Publication Abstract

Knodel, John E., Napaporn Chayovan, and Siriwan Siriboon. 1992. "The Impact of Fertility Decline on Familial Support for the Elderly: An Illustration from Thailand." Population and Development Review, 18(1): 79-104.

This study primarily uses data from a nationally representative survey conducted in 1986 as part of the project entitled Socio-economic Consequences of the Aging Population in Thailand (SECAPT) to examine the impact Thailand's rapid decline in fertility has had on its system of familial support for the elderly. As with most Asian countries, the family in Thailand has been the traditional social institution for the care of the elderly.

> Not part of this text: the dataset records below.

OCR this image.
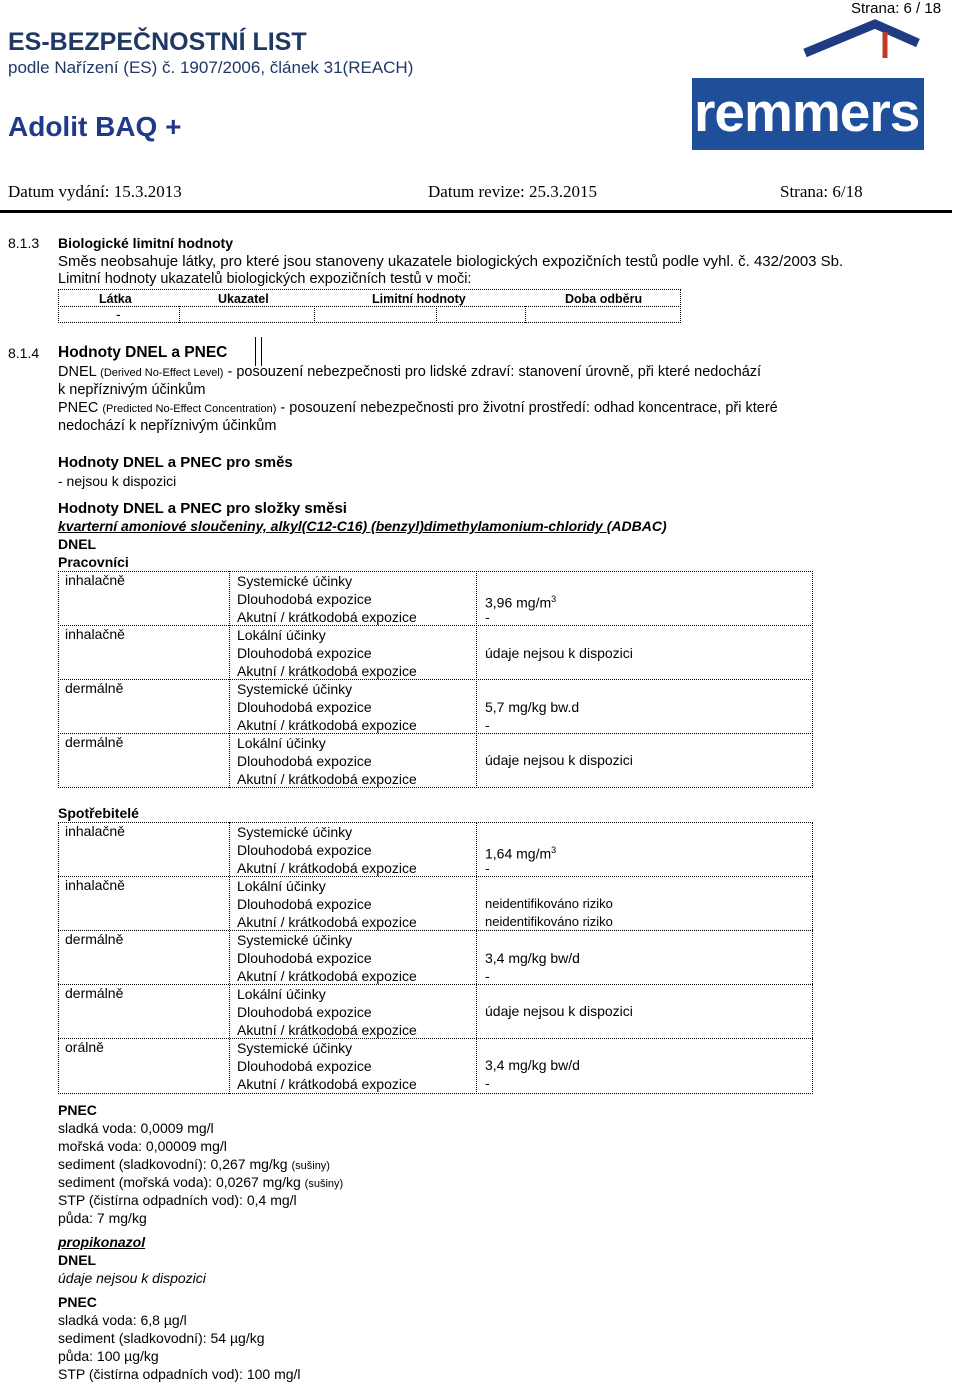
Strana: 6 / 18
ES-BEZPEČNOSTNÍ LIST
podle Nařízení (ES) č. 1907/2006, článek 31(REACH)
Adolit BAQ +	remmers
Datum vydání: 15.3.2013	Datum revize: 25.3.2015	Strana: 6/18
8.1.3 Biologické limitní hodnoty
Směs neobsahuje látky, pro které jsou stanoveny ukazatele biologických expozičních testů podle vyhl. č. 432/2003 Sb.
Limitní hodnoty ukazatelů biologických expozičních testů v moči:
Látka	Ukazatel	Limitní hodnoty	Doba odběru
-
8.1.4 Hodnoty DNEL a PNEC
DNEL (Derived No-Effect Level) - posouzení nebezpečnosti pro lidské zdraví: stanovení úrovně, při které nedochází
k nepříznivým účinkům
PNEC (Predicted No-Effect Concentration) - posouzení nebezpečnosti pro životní prostředí: odhad koncentrace, při které
nedochází k nepříznivým účinkům
Hodnoty DNEL a PNEC pro směs
- nejsou k dispozici
Hodnoty DNEL a PNEC pro složky směsi
kvarterní amoniové sloučeniny, alkyl(C12-C16) (benzyl)dimethylamonium-chloridy (ADBAC)
DNEL
Pracovníci
inhalačně	Systemické účinky
Dlouhodobá expozice
Akutní / krátkodobá expozice
3,96 $mg/m^3$
-
inhalačně	Lokální účinky
Dlouhodobá expozice
Akutní / krátkodobá expozice
údaje nejsou k dispozici
dermálně	Systemické účinky
Dlouhodobá expozice
Akutní / krátkodobá expozice
5,7 mg/kg bw.d
-
dermálně	Lokální účinky
Dlouhodobá expozice
Akutní / krátkodobá expozice
údaje nejsou k dispozici
Spotřebitelé
inhalačně	Systemické účinky
Dlouhodobá expozice
Akutní / krátkodobá expozice
1,64 $mg/m^3$
-
inhalačně	Lokální účinky
Dlouhodobá expozice
Akutní / krátkodobá expozice
neidentifikováno riziko
neidentifikováno riziko
dermálně	Systemické účinky
Dlouhodobá expozice
Akutní / krátkodobá expozice
3,4 mg/kg bw/d
-
dermálně	Lokální účinky
Dlouhodobá expozice
Akutní / krátkodobá expozice
údaje nejsou k dispozici
orálně	Systemické účinky
Dlouhodobá expozice
Akutní / krátkodobá expozice
3,4 mg/kg bw/d
-
PNEC
sladká voda: 0,0009 mg/l
mořská voda: 0,00009 mg/l
sediment (sladkovodní): 0,267 mg/kg (sušiny)
sediment (mořská voda): 0,0267 mg/kg (sušiny)
STP (čistírna odpadních vod): 0,4 mg/l
půda: 7 mg/kg
propikonazol
DNEL
údaje nejsou k dispozici
PNEC
sladká voda: 6,8 µg/l
sediment (sladkovodní): 54 µg/kg
půda: 100 µg/kg
STP (čistírna odpadních vod): 100 mg/l
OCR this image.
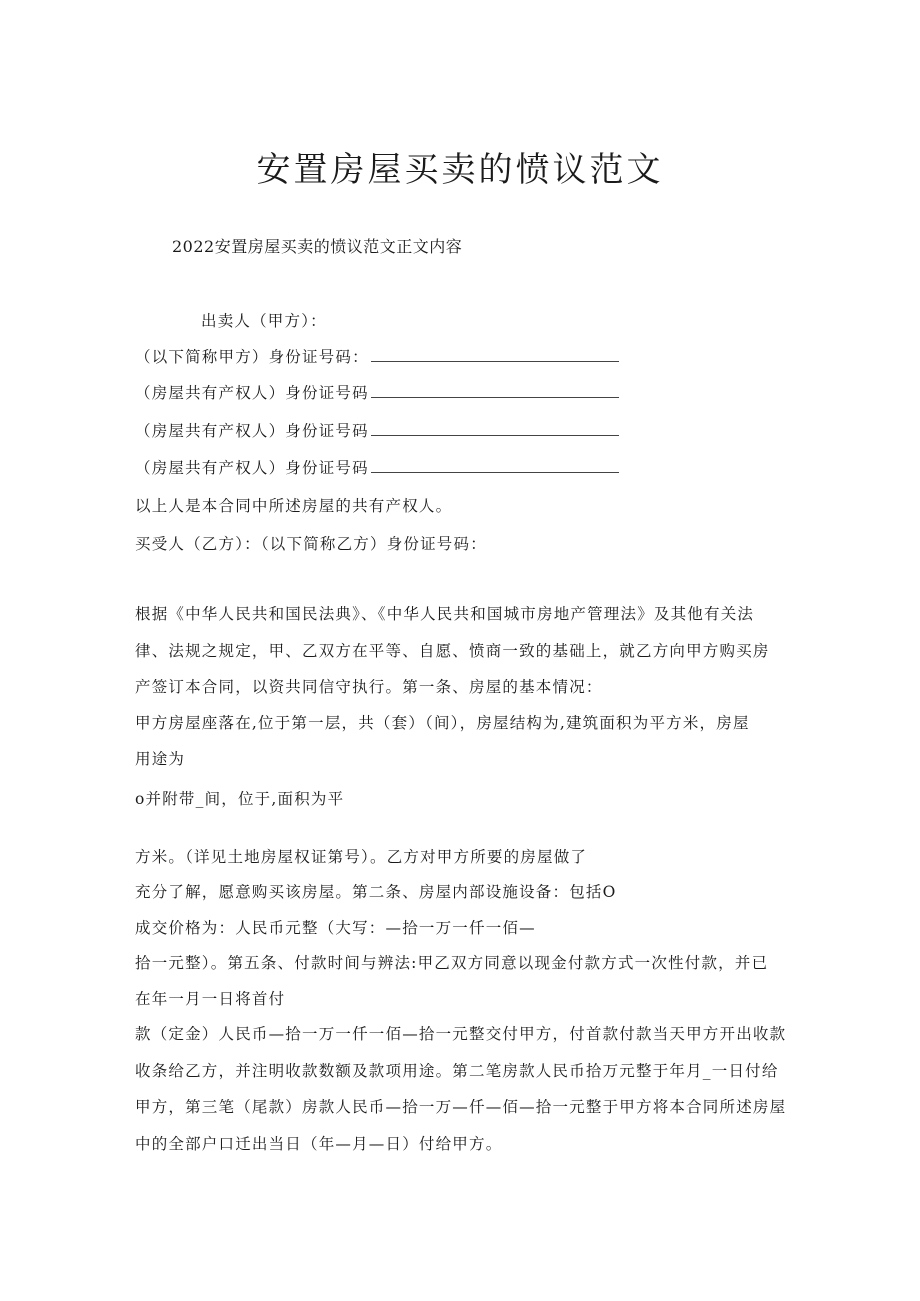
安置房屋买卖的愤议范文
2022安置房屋买卖的愤议范文正文内容
出卖人（甲方）：
（以下简称甲方）身份证号码：
（房屋共有产权人）身份证号码
（房屋共有产权人）身份证号码
（房屋共有产权人）身份证号码
以上人是本合同中所述房屋的共有产权人。
买受人（乙方）：（以下简称乙方）身份证号码：
根据《中华人民共和国民法典》、《中华人民共和国城市房地产管理法》及其他有关法
律、法规之规定，甲、乙双方在平等、自愿、愤商一致的基础上，就乙方向甲方购买房
产签订本合同，以资共同信守执行。第一条、房屋的基本情况：
甲方房屋座落在,位于第一层，共（套）（间），房屋结构为,建筑面积为平方米，房屋
用途为
o并附带_间，位于,面积为平
方米。（详见土地房屋权证第号）。乙方对甲方所要的房屋做了
充分了解，愿意购买该房屋。第二条、房屋内部设施设备：包括O
成交价格为：人民币元整（大写：—拾一万一仟一佰—
拾一元整）。第五条、付款时间与辨法:甲乙双方同意以现金付款方式一次性付款，并已
在年一月一日将首付
款（定金）人民币—拾一万一仟一佰—拾一元整交付甲方，付首款付款当天甲方开出收款
收条给乙方，并注明收款数额及款项用途。第二笔房款人民币拾万元整于年月_一日付给
甲方，第三笔（尾款）房款人民币—拾一万—仟—佰—拾一元整于甲方将本合同所述房屋
中的全部户口迁出当日（年—月—日）付给甲方。
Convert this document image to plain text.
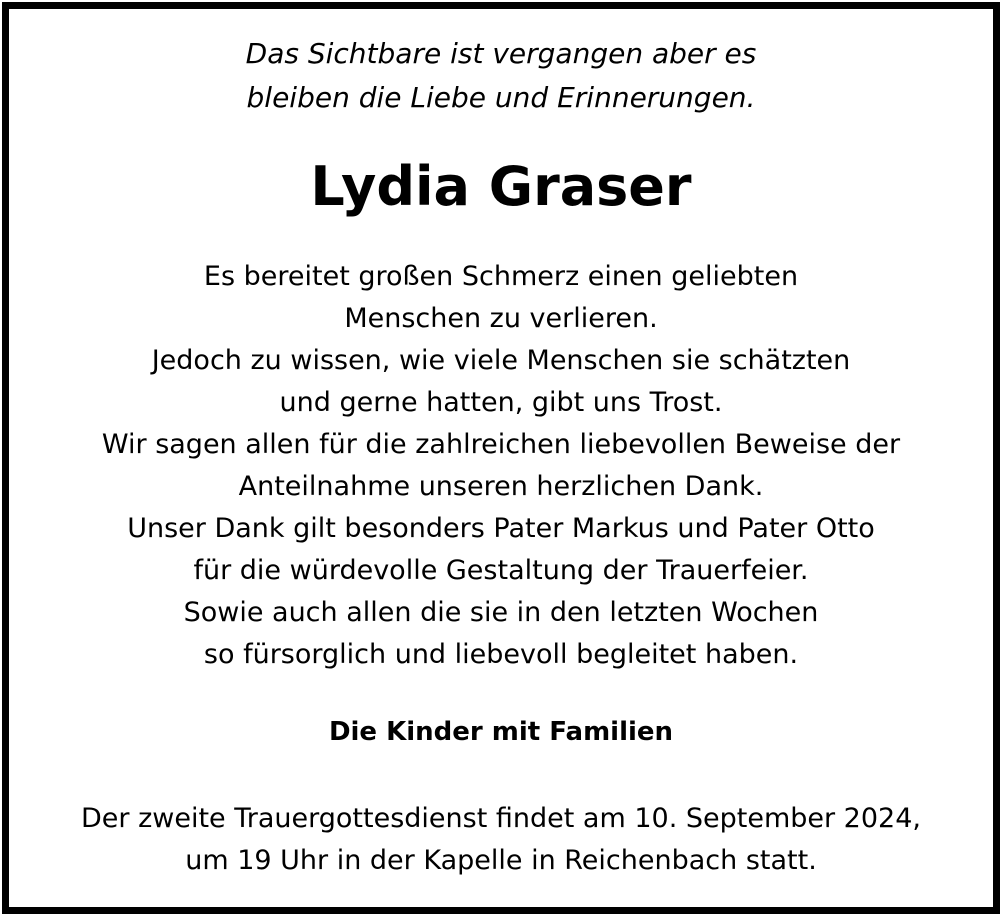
Das Sichtbare ist vergangen aber es
bleiben die Liebe und Erinnerungen.
Lydia Graser
Es bereitet großen Schmerz einen geliebten
Menschen zu verlieren.
Jedoch zu wissen, wie viele Menschen sie schätzten
und gerne hatten, gibt uns Trost.
Wir sagen allen für die zahlreichen liebevollen Beweise der
Anteilnahme unseren herzlichen Dank.
Unser Dank gilt besonders Pater Markus und Pater Otto
für die würdevolle Gestaltung der Trauerfeier.
Sowie auch allen die sie in den letzten Wochen
so fürsorglich und liebevoll begleitet haben.
Die Kinder mit Familien
Der zweite Trauergottesdienst findet am 10. September 2024,
um 19 Uhr in der Kapelle in Reichenbach statt.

The analysis suggests that in the case of Thailand, the impact of fertility decline per se will be moderate with respect to the crucial aspect of support represented by coresidence. Despite the country's substantial fertility decline, the proportion of elderly who are likely to be childless or to have only one child is apt to remain small, while most elderly parents are likely to have at least two children and to live with one of them. Fertility decline has considerably greater implications for material support provided by non-coresident children. Substantial reductions in the average number of children who will contribute money or provide food and clothes to their parents can be expected as a result of diminishing family size. To the extent this reduces the amount of material support the elderly receive from children living outside the household, the burden of support borne by coresident children will increase. However, evidence exists that the reduction in family size associated with fertility decline will enable parents to invest more heavily in their children's education and this may enable them to later make more substantial material contributions to their parents. Also, the amount of support that is deemed appropriate to provide may be inversely associated with the number of siblings available to provide such support.